Extended Euclid
There is now a variable equation \ (AX + by = c \) , we need to set a particular solution of this equation is obtained, and the \ (x, y \) are integers. According to Shu sad theorem, to get integer solutions must be satisfied \ (\ gcd (A, b) | c \) , (all subsequent \ (gcd (a, b) \) will be abbreviated as \ ((a, b ) \) )
First, we can first determine the equation \ (ax '+ by' = (a, b) \) of the particular solution.

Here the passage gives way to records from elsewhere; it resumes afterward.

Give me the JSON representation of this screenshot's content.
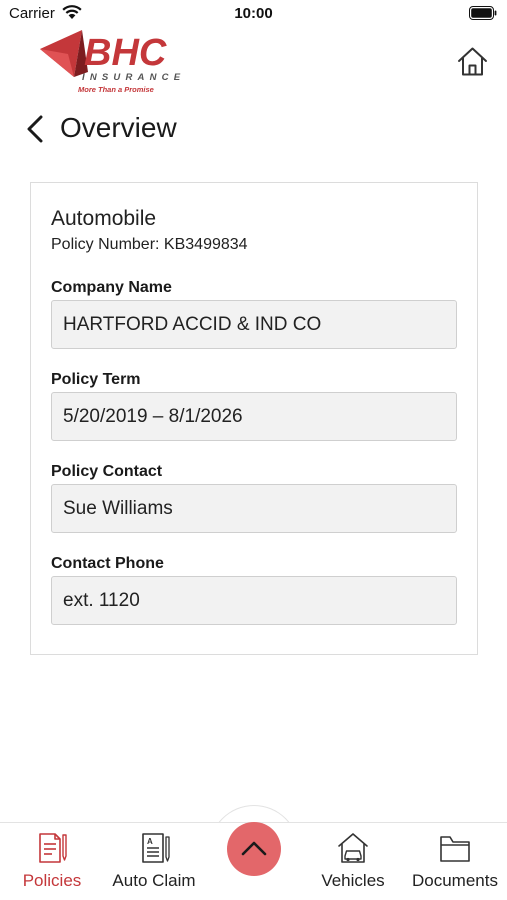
{
  "status_bar": {
    "carrier": "Carrier",
    "time": "10:00"
  },
  "header": {
    "logo": {
      "brand": "BHC",
      "subtitle": "INSURANCE",
      "tagline": "More Than a Promise"
    },
    "page_title": "Overview"
  },
  "policy": {
    "type": "Automobile",
    "number_text": "Policy Number: KB3499834",
    "fields": [
      {
        "label": "Company Name",
        "value": "HARTFORD ACCID & IND CO"
      },
      {
        "label": "Policy Term",
        "value": "5/20/2019 – 8/1/2026"
      },
      {
        "label": "Policy Contact",
        "value": "Sue Williams"
      },
      {
        "label": "Contact Phone",
        "value": "ext. 1120"
      }
    ]
  },
  "tab_bar": {
    "tabs": [
      {
        "label": "Policies",
        "icon": "policies-icon",
        "active": true
      },
      {
        "label": "Auto Claim",
        "icon": "auto-claim-icon",
        "active": false
      },
      {
        "label": "Vehicles",
        "icon": "vehicles-icon",
        "active": false
      },
      {
        "label": "Documents",
        "icon": "documents-icon",
        "active": false
      }
    ],
    "center_button_icon": "chevron-up-icon"
  },
  "colors": {
    "brand_red": "#c4373a",
    "fab": "#e3676a",
    "field_bg": "#f2f2f2",
    "active_tab": "#c4373a"
  }
}
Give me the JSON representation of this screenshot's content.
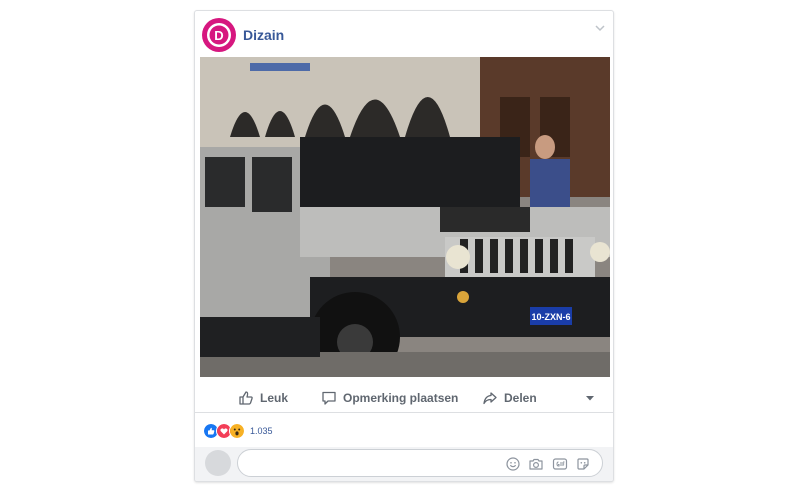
{
  "post": {
    "page_name": "Dizain",
    "logo_letter": "D",
    "photo_plate": "10-ZXN-6"
  },
  "actions": {
    "like_label": "Leuk",
    "comment_label": "Opmerking plaatsen",
    "share_label": "Delen"
  },
  "reactions": {
    "count": "1.035",
    "types": [
      "like-icon",
      "love-icon",
      "wow-icon"
    ]
  },
  "comment": {
    "placeholder": ""
  },
  "colors": {
    "brand": "#d6177f",
    "link": "#385898",
    "action_text": "#606770"
  }
}
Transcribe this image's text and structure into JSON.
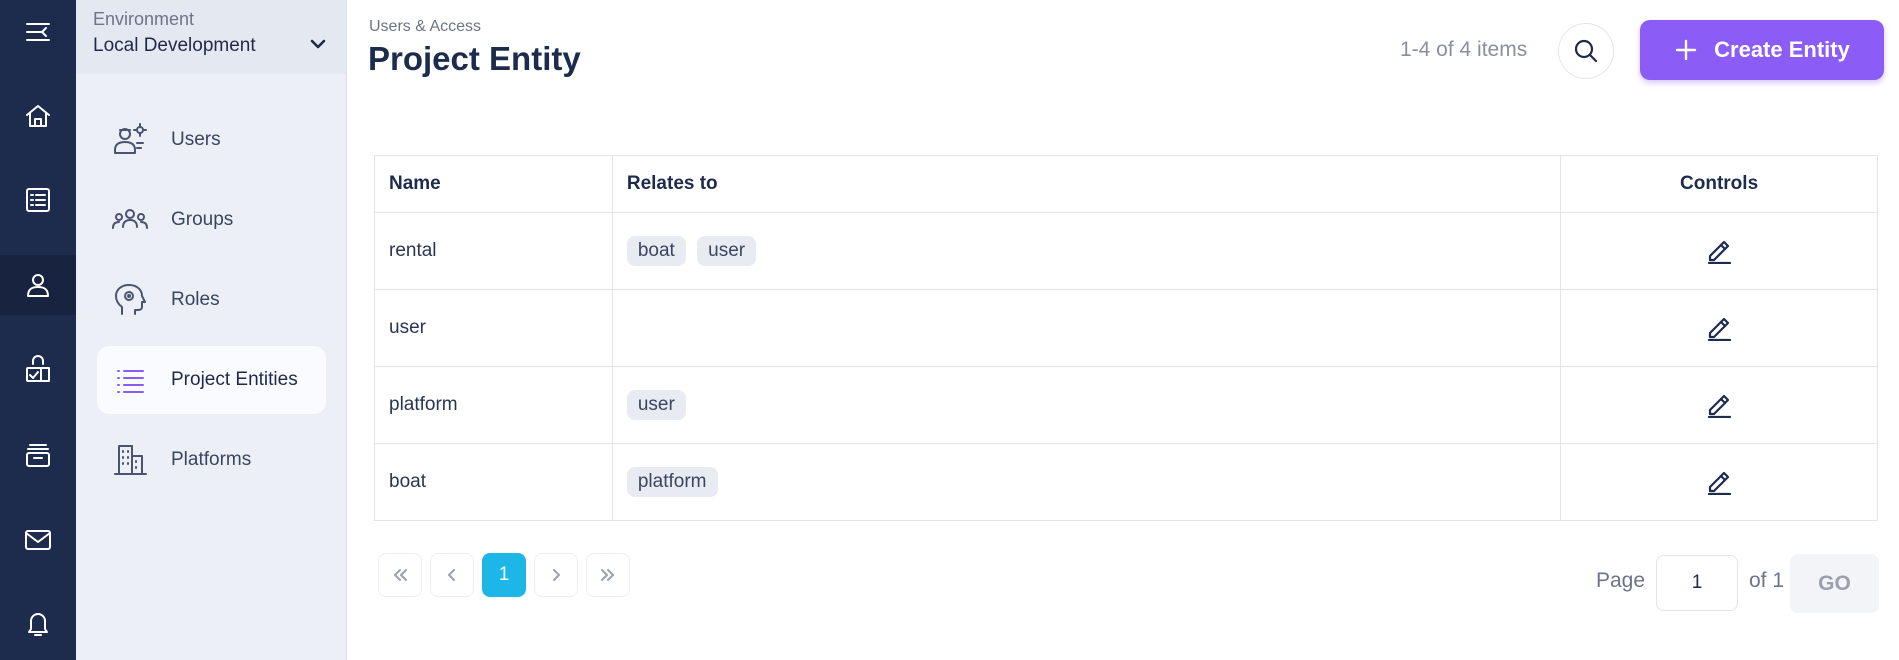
{
  "environment": {
    "label": "Environment",
    "value": "Local Development"
  },
  "rail": {
    "items": [
      {
        "name": "menu-collapse-icon"
      },
      {
        "name": "home-icon"
      },
      {
        "name": "list-icon"
      },
      {
        "name": "user-icon",
        "active": true
      },
      {
        "name": "shield-check-icon"
      },
      {
        "name": "archive-icon"
      },
      {
        "name": "mail-icon"
      },
      {
        "name": "bell-icon"
      }
    ]
  },
  "sidebar": {
    "items": [
      {
        "label": "Users",
        "icon": "users-gear-icon"
      },
      {
        "label": "Groups",
        "icon": "groups-icon"
      },
      {
        "label": "Roles",
        "icon": "roles-icon"
      },
      {
        "label": "Project Entities",
        "icon": "entities-list-icon",
        "active": true
      },
      {
        "label": "Platforms",
        "icon": "platforms-building-icon"
      }
    ]
  },
  "header": {
    "breadcrumb": "Users & Access",
    "title": "Project Entity",
    "items_count": "1-4 of 4 items",
    "create_label": "Create Entity"
  },
  "table": {
    "columns": [
      "Name",
      "Relates to",
      "Controls"
    ],
    "rows": [
      {
        "name": "rental",
        "relates_to": [
          "boat",
          "user"
        ]
      },
      {
        "name": "user",
        "relates_to": []
      },
      {
        "name": "platform",
        "relates_to": [
          "user"
        ]
      },
      {
        "name": "boat",
        "relates_to": [
          "platform"
        ]
      }
    ]
  },
  "pagination": {
    "current_page": "1",
    "page_label": "Page",
    "page_input_value": "1",
    "of_label": "of 1",
    "go_label": "GO"
  },
  "colors": {
    "rail_bg": "#1d2b4d",
    "accent": "#8b5cf6",
    "current_page": "#1eb6e6"
  }
}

\ [\ Begin {align} \ because & c = {c \ over (a, b)} (a, b) \\ \ therefore & a {c \ over (a, b)} x '+ b {c \ over ( a, b)} y '= {c \ over (a, b)} (a, b) \\ \ Rightarrow & a {c \ over (a, b)} x' + b {c \ over (a, b )} y '= c \\ \
therefore & x = {c \ over (a, b)} x', y = b {c \ over (a, b)} y '\ end {align} \] so we original equation can be obtained a group of specialized understanding. So now the question is: The second equation particular solution on how to find it.
First, if the \ (B = 0 \) , then obviously possible to obtain \ (A =. 1, B = 0 \) .
接着考虑一般情况:
\[ \begin{align} \because& (a,b)=(b, a\% b)\\ \therefore& ax+by=bx'+(a\% b)y'\\ \Rightarrow& ax+by=bx'+(a-\lfloor{a\over b}\rfloor b)y'\\ \Rightarrow& ax+by=ay'+b(x'-\lfloor{a\over b}\rfloor y')\\ \therefore&x=y', y=x'-\lfloor{a\over b}\rfloor y' \end{align} \]
void exgcd(int a, int b, int& x, int& y) {
if (!b) {
a = 1, b = 0;
return ;
}
exgcd(b, a % b, x, y);
int t = x;
x = y, y = t-(a / b) y;
}Congruence equation
There is now a congruence equation, the form \ (AX \ equiv B \ PMOD P \) , is now necessary to calculate \ (X \) .
In fact, we know congruence equation can be transformed into a variable equation: \ (BP = AX + b \) and this obviously can use the extended Euclidean equation solving, and solvability condition is clearly \ ((a, p) | b \)
\ (\ Rightarrow \) congruence equation (template)
Inverse
As we all know, can not be used in modular arithmetic division, but we know, is divided by a number \ (= \) multiplied by the reciprocal of this number. So if there is something similar reciprocal modulo it in? We need to know, assuming that the number \ (x \) so we need to be satisfied that it is clear that \ (AX \ equiv 1 \ PMOD m \) , that is to say \ (x \) is \ (a \) mode \ (m \) reciprocal under, this thing called the inverse element.
The method for solving the inverse element, there are two, one is to use congruent equation, one is linear sieve, and now we look at the code in terms of proven linear screen.